One of the women at the rail dropped her cane, and her husband bent painfully and retrieved it for her. How he cares for her, Helene thought. No one takes care of me; it’s always me taking care of somebody. When she was a child she had been very timid, scared of strangers, thunder, the poodle next door, escalators, anything new or loud, anything that moved, pretty much. Her mother had kept her close, kissed her on the tip of her ear, whispered encouragement. Her father had brought her funny presents—a tiny silk umbrella from Paris, a tin of green tea from Kyoto. “It’s okay, Sweet Pea, I’ve got your back. Now go get ’em.”

I wasted my life.

She imagined the Poor Clares, tucked into their neat beds in their cloister, secure in the night, in belief. How good it must be to believe. Lewis and Nora were indifferent to religion. When Helene was nine she had asked about God. Lewis had taken her to synagogue and Nora had taken her to church, once each, and they had asked very carefully if she wanted to go back and she’d said no thank you, sensing their lack of enthusiasm. Now Helene wondered what her father believed, now when he was so close to death, when death had already claimed her mother. He was never afraid. He’d watched the couples dancing tonight with a smile. “Want to?” he asked his daughter. “Your heart,” Helene replied. “Not me, you—you should dance. Go on.” She shook her head and continued to sit by him.

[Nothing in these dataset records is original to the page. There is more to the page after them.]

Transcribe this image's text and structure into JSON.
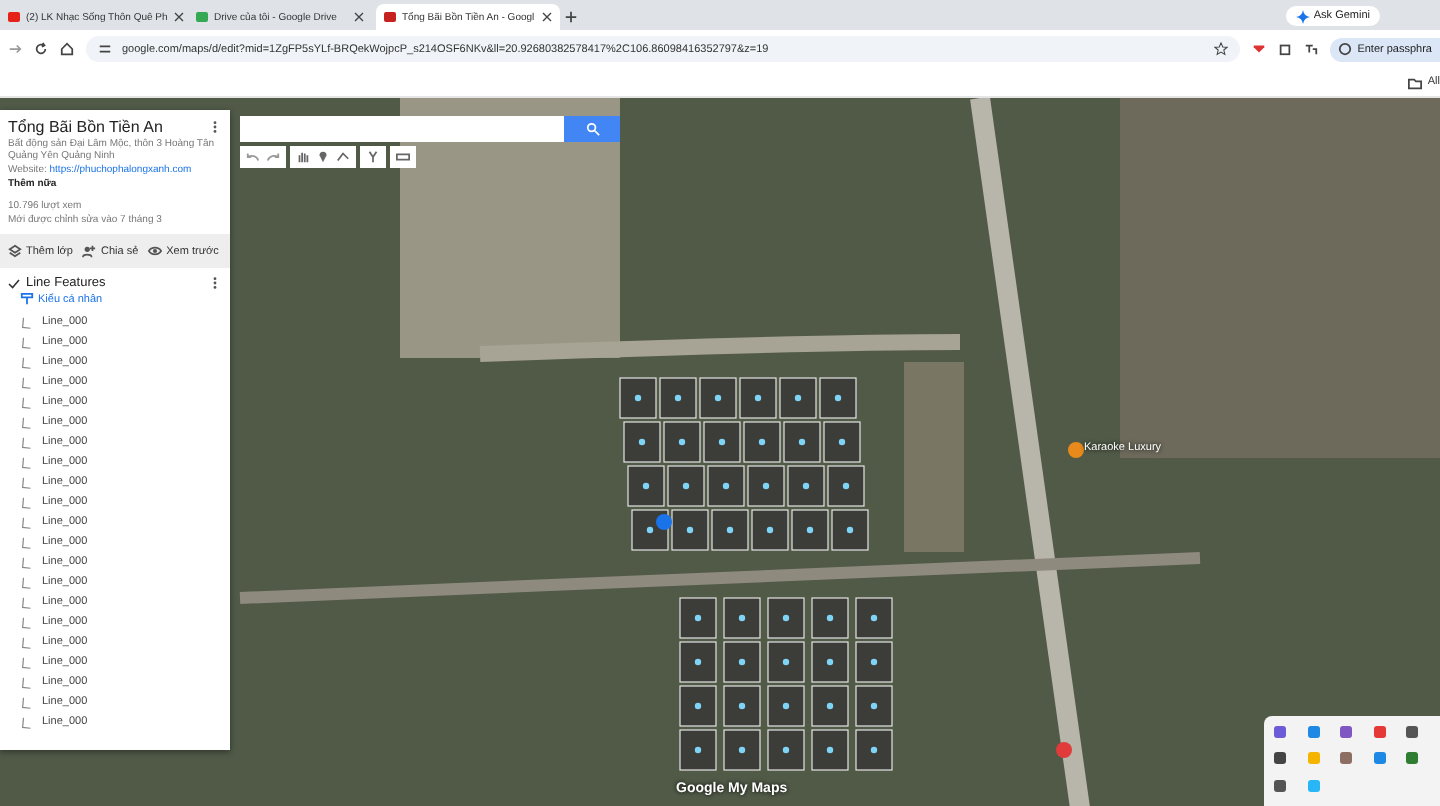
{
  "tabs": [
    {
      "title": "(2) LK Nhạc Sống Thôn Quê Ph",
      "selected": false,
      "kind": "video"
    },
    {
      "title": "Drive của tôi - Google Drive",
      "selected": false,
      "kind": "drive"
    },
    {
      "title": "Tổng Bãi Bồn Tiền An - Googl",
      "selected": true,
      "kind": "maps"
    }
  ],
  "address_bar": {
    "url": "google.com/maps/d/edit?mid=1ZgFP5sYLf-BRQekWojpcP_s214OSF6NKv&ll=20.92680382578417%2C106.86098416352797&z=19"
  },
  "gemini_button": "Ask Gemini",
  "passphrase_button": "Enter passphra",
  "bookmarks_bar": {
    "all_bookmarks": "All"
  },
  "map": {
    "place_label": "Karaoke Luxury",
    "logo": "Google My Maps"
  },
  "panel": {
    "title": "Tổng Bãi Bồn Tiền An",
    "description": "Bất động sản Đại Lâm Mộc, thôn 3 Hoàng Tân Quảng Yên Quảng Ninh",
    "website_label": "Website:",
    "website_link": "https://phuchophalongxanh.com",
    "more": "Thêm nữa",
    "views": "10.796 lượt xem",
    "edited": "Mới được chỉnh sửa vào 7 tháng 3",
    "actions": [
      {
        "label": "Thêm lớp",
        "kind": "layer"
      },
      {
        "label": "Chia sẻ",
        "kind": "share"
      },
      {
        "label": "Xem trước",
        "kind": "preview"
      }
    ],
    "layer": {
      "name": "Line Features",
      "checked": true,
      "style": "Kiểu cá nhân",
      "items": [
        "Line_000",
        "Line_000",
        "Line_000",
        "Line_000",
        "Line_000",
        "Line_000",
        "Line_000",
        "Line_000",
        "Line_000",
        "Line_000",
        "Line_000",
        "Line_000",
        "Line_000",
        "Line_000",
        "Line_000",
        "Line_000",
        "Line_000",
        "Line_000",
        "Line_000",
        "Line_000",
        "Line_000"
      ]
    }
  }
}
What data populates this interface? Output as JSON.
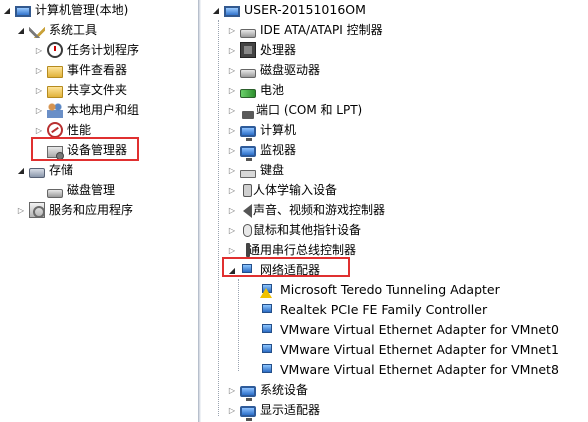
{
  "left_tree": {
    "root": "计算机管理(本地)",
    "system_tools": "系统工具",
    "task_scheduler": "任务计划程序",
    "event_viewer": "事件查看器",
    "shared_folders": "共享文件夹",
    "local_users": "本地用户和组",
    "performance": "性能",
    "device_manager": "设备管理器",
    "storage": "存储",
    "disk_management": "磁盘管理",
    "services": "服务和应用程序"
  },
  "right_tree": {
    "root": "USER-20151016OM",
    "categories": [
      "IDE ATA/ATAPI 控制器",
      "处理器",
      "磁盘驱动器",
      "电池",
      "端口 (COM 和 LPT)",
      "计算机",
      "监视器",
      "键盘",
      "人体学输入设备",
      "声音、视频和游戏控制器",
      "鼠标和其他指针设备",
      "通用串行总线控制器"
    ],
    "network_adapters": "网络适配器",
    "adapters": [
      "Microsoft Teredo Tunneling Adapter",
      "Realtek PCIe FE Family Controller",
      "VMware Virtual Ethernet Adapter for VMnet0",
      "VMware Virtual Ethernet Adapter for VMnet1",
      "VMware Virtual Ethernet Adapter for VMnet8"
    ],
    "system_devices": "系统设备",
    "display_adapters": "显示适配器"
  },
  "colors": {
    "highlight_box": "#e03030",
    "splitter": "#d6dbe4"
  },
  "icons": {
    "expand_closed": "▷",
    "expand_open": "◢"
  }
}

Helene looked over the railing. The water was down there somewhere, she could hear it churning. The first day they were on the ship there had been a muster of all the passengers. They had been instructed in how to use their life jackets and where to gather if the alarm sounded. They had been told never to even think of diving off the ship; it was a long way down, you could break your neck, you could drown. Sharks could eat you. You might never be found.

I wish I could give the rest of it to him, Helene thought. Daddy would know what to do with another half a life. To me it’s just a burden. Helene closed her eyes and tried to pray. She opened her eyes and felt foolish.

The canal was wide enough now, and the ship began to turn. The world revolved around Helene and she saw the way ahead; they were about to pass under an enormous bridge. She tilted her head back to see the silhouette of the underside of the bridge, menacing and close in the dark. She felt dizzy. She looked down and saw her hands on the railing, hands suddenly unfamiliar, knobby-knuckled and spotted.

Oh! she thought. Is it really that easy? She put her hands to her soft, wrinkled face, looked down at her now-loose clothing. Her heart pounded; her vision blurred. Aches and pains beset her. The sounds of the world were suddenly muted. The ship sailed on as before.

Helene began to creep along the railing, back to the cabin, joyously certain of what she would find there.

About “Backward in Seville”

In June 2011 I accompanied a friend on a Mediterranean cruise. The ship was small (for a cruise ship), and most of the other passengers were older British people, many of them regulars who came every year and knew one another. My friend had been on many such cruises. She had taken them with her husband, and after he died she had been accompanied by various friends. We sat with different people at meals, and when our dining companions discovered I was a writer they always asked, “Are you going to write about this cruise?” “No, no,” I said. “I’m just here to hang out with my friend.”

Before I got onto the ship I had already decided to write in response to Ray Bradbury’s “The Playground,” which has always seemed to me equally horrifying and touching, a perfect evocation of the terrors of parenting and childhood. So as I wandered the ship’s decks watching the other passengers, I was thinking about impossible gifts, and it was a very small mental flip to imagine a grown child trading places with her elderly parent, instead of a parent taking the place of his child.

So I did end up writing about the cruise after all, and if any of my fellow passengers read this, I hope you will pardon my impudence. It was too perfect to resist.